Arguments and discussion.
I’ll supply a brief argument for motJust. Why not write up an argument for Grouchy. If you’d like to have your argument considered for posting on this page, let me know. When (if!) I master the technicalities of posting, I will post a few of the replies. I’ll keep my argument to 200 words. (The facts above come in at less than 150.) You keep you arguments brief, too.
Note. motJust and the Marks Brothers are fictional. “Any resemblance to persons (including corporations!) living or dead is purely coincidental.” This will be the case throughout these Idea Rights pages.
For motJust. Copyright vests immediately in the author, Grouchy. However, Grouchy entered a contract. The online “clickwrap” agreement is a printable modern form of writing. Grouchy granted a right to royalties in return for the right to use motJust’s valuable online system, aspects of which are protected by copyright, as well. (See the discussion of intellectual property contracts, pages 178-181.) He transferred some of his “bundle” of rights, but not the copyright itself. (See the discussion of the six separate rights, pages 64-66.) Thus, of course,* motJust is entitled to the royalties. This is particularly appropriate in this case, as motJust can be considered one of the authors of a joint work, having contributed the grammar.
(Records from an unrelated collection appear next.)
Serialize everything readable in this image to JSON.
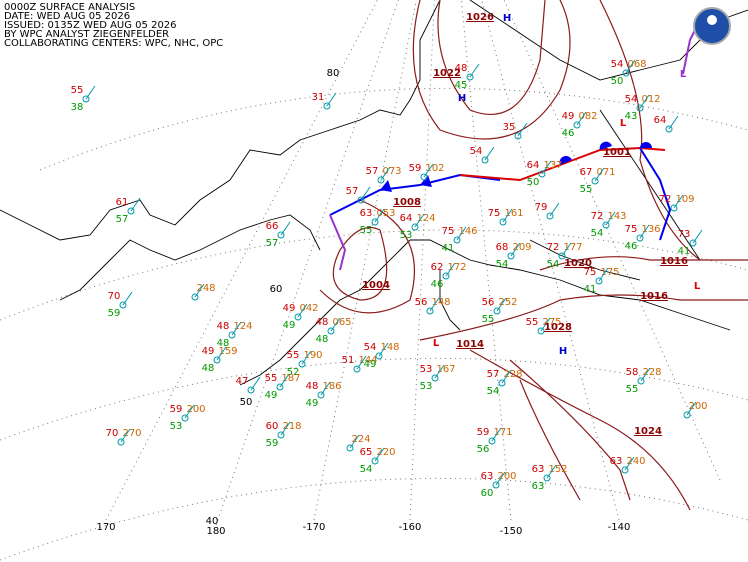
{
  "header": {
    "lines": [
      "0000Z SURFACE ANALYSIS",
      "DATE: WED AUG 05 2026",
      "ISSUED: 0135Z WED AUG 05 2026",
      "BY WPC ANALYST ZIEGENFELDER",
      "COLLABORATING CENTERS: WPC, NHC, OPC"
    ]
  },
  "grid_labels": {
    "latitudes": [
      "80",
      "60",
      "50",
      "40"
    ],
    "longitudes": [
      "170",
      "180",
      "-170",
      "-160",
      "-150",
      "-140"
    ]
  },
  "pressure_labels": [
    "1026",
    "1022",
    "1008",
    "1004",
    "1014",
    "1020",
    "1016",
    "1016",
    "1028",
    "1024",
    "1001"
  ],
  "centers": [
    "H",
    "H",
    "H",
    "L",
    "L",
    "L",
    "L"
  ],
  "stations": [
    {
      "temp": "55",
      "dew": "38"
    },
    {
      "temp": "31"
    },
    {
      "temp": "57",
      "pressure": "073"
    },
    {
      "temp": "59",
      "pressure": "102"
    },
    {
      "temp": "57"
    },
    {
      "temp": "61",
      "dew": "57"
    },
    {
      "temp": "66",
      "dew": "57"
    },
    {
      "temp": "63",
      "dew": "55",
      "pressure": "053"
    },
    {
      "temp": "64",
      "dew": "53",
      "pressure": "124"
    },
    {
      "temp": "75",
      "dew": "41",
      "pressure": "146"
    },
    {
      "temp": "75",
      "pressure": "161"
    },
    {
      "temp": "79"
    },
    {
      "temp": "68",
      "dew": "54",
      "pressure": "209"
    },
    {
      "temp": "72",
      "dew": "54",
      "pressure": "177"
    },
    {
      "temp": "72",
      "dew": "54",
      "pressure": "143"
    },
    {
      "temp": "75",
      "dew": "46",
      "pressure": "136"
    },
    {
      "temp": "72",
      "pressure": "109"
    },
    {
      "temp": "73",
      "dew": "41"
    },
    {
      "temp": "62",
      "dew": "46",
      "pressure": "172"
    },
    {
      "temp": "56",
      "pressure": "148"
    },
    {
      "temp": "56",
      "dew": "55",
      "pressure": "252"
    },
    {
      "temp": "55",
      "pressure": "275"
    },
    {
      "temp": "75",
      "dew": "41",
      "pressure": "175"
    },
    {
      "temp": "70",
      "dew": "59"
    },
    {
      "pressure": "248"
    },
    {
      "temp": "48",
      "dew": "48",
      "pressure": "124"
    },
    {
      "temp": "49",
      "dew": "48",
      "pressure": "159"
    },
    {
      "temp": "49",
      "dew": "49",
      "pressure": "042"
    },
    {
      "temp": "48",
      "dew": "48",
      "pressure": "065"
    },
    {
      "temp": "55",
      "dew": "52",
      "pressure": "190"
    },
    {
      "temp": "51",
      "pressure": "144"
    },
    {
      "temp": "54",
      "dew": "49",
      "pressure": "148"
    },
    {
      "temp": "55",
      "dew": "49",
      "pressure": "187"
    },
    {
      "temp": "47"
    },
    {
      "temp": "48",
      "dew": "49",
      "pressure": "186"
    },
    {
      "temp": "53",
      "dew": "53",
      "pressure": "167"
    },
    {
      "temp": "57",
      "dew": "54",
      "pressure": "228"
    },
    {
      "temp": "59",
      "dew": "53",
      "pressure": "200"
    },
    {
      "temp": "70",
      "pressure": "270"
    },
    {
      "temp": "60",
      "dew": "59",
      "pressure": "218"
    },
    {
      "pressure": "224"
    },
    {
      "temp": "65",
      "dew": "54",
      "pressure": "220"
    },
    {
      "temp": "59",
      "dew": "56",
      "pressure": "171"
    },
    {
      "temp": "63",
      "dew": "60",
      "pressure": "200"
    },
    {
      "temp": "63",
      "dew": "63",
      "pressure": "152"
    },
    {
      "temp": "63",
      "pressure": "240"
    },
    {
      "temp": "58",
      "dew": "55",
      "pressure": "228"
    },
    {
      "pressure": "200"
    },
    {
      "temp": "35"
    },
    {
      "temp": "54"
    },
    {
      "temp": "64",
      "dew": "50",
      "pressure": "137"
    },
    {
      "temp": "49",
      "dew": "46",
      "pressure": "082"
    },
    {
      "temp": "67",
      "dew": "55",
      "pressure": "071"
    },
    {
      "temp": "54",
      "dew": "43",
      "pressure": "012"
    },
    {
      "temp": "54",
      "dew": "50",
      "pressure": "068"
    },
    {
      "temp": "64"
    },
    {
      "temp": "48",
      "dew": "45"
    }
  ]
}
*Comments. Lawyers sometimes inject pomposities like “of course” into legal arguments. One must be careful about that. It can boomerang, because it turns people off. The last sentence has been thrown as what lawyers call a “makeweight” argument. Sometimes attorneys have more than one argument. motJust has a pretty good argument that it is literally an author of a joint work: “You do the rough writing, I’ll do the grammar and needed cleanup and we’ll make a good story.” In the argument above, motJust has chosen to stick with the contract argument, and add an element of how just and good it is! I’ll add some further comments after some arguments for Grouchy come in.
A practical question. What if motJust is a pretty powerful company that is strongly litigious. Does that create a problem for Grouchy, even if he has a strong legal argument in his favor? See pages 10, 71, and the discussion of the Chewy Vuiton trademark case on page 127.
Discussion Question 1 Consider the following:
Ideas are common resources. No one truly “owns” ideas. Nevertheless, intellectual property laws have been established that give various parties enormous control over ideas and their use. What can and should be done to return ideas to the public including those who bring new ideas to our attention?